Chinese corporates have US$19 billion coming due, Russia US$24 billion and Brazil US$16 billion. The amortisations peak in 2017, expanding another 62 per cent to US$200 billion. Of the total, US$121 billion will be for investment-grade bonds and US$78 billion in high-yield obligations. Chinese corporates again lead the way, with US$41 billion; Russian companies have US$23 billion and Brazilian firms have US$15 billion falling due.
This will put an enormous strain on central bank reserves and corporate balance sheets. It will also be very painful for emerging market households.
The tidal wave of funds that made their way into the emerging world allowed hundreds of millions of households to be pulled out of poverty by allowing them access to cheaper financing. Not only will most of these households find themselves pushed back into poverty, many will be ruined as they are forced into bankruptcy. Hence, one of the unintended outcomes of quantitative easing could be social and political unrest across the emerging world.
The next three years could be very tough for the asset class. We are probably in for a new debt crisis, but it will be different from previous episodes. The problem will be more at the corporate level, as companies struggle to refinance their external obligations.

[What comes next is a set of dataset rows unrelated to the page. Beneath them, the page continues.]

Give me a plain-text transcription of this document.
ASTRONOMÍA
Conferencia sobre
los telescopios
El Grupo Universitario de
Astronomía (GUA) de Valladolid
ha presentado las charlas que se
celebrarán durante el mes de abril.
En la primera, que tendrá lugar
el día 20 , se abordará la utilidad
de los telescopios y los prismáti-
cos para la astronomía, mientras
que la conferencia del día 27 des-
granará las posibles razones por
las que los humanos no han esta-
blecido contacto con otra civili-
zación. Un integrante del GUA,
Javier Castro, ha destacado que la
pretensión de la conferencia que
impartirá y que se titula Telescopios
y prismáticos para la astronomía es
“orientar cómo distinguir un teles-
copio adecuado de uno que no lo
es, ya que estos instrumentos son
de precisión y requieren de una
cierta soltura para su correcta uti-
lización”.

Some of this corporate debt could become sovereign. A good percentage of the bonds were issued by state-owned entities, or companies that are deemed too strategically important to allow them to fall into foreign hands. Thus, governments may be forced to recapitalise them by assuming foreign obligations or nationalising them.
Likewise, another problematic area may be in local currency obligations. Some governments may be forced to impose capital controls to limit the drawdown of reserves. It will also mean more downward pressure on exchange rates.
Last of all, greater issuance by sovereigns will crowd out corporates. All of this suggests that the IMF and World Bank may be forced to play a greater role in providing guidance and financing for the emerging markets universe as they deal with their debt obligations.
Dr Walter T. Molano is a managing partner and the head of research at BCP Securities LLC.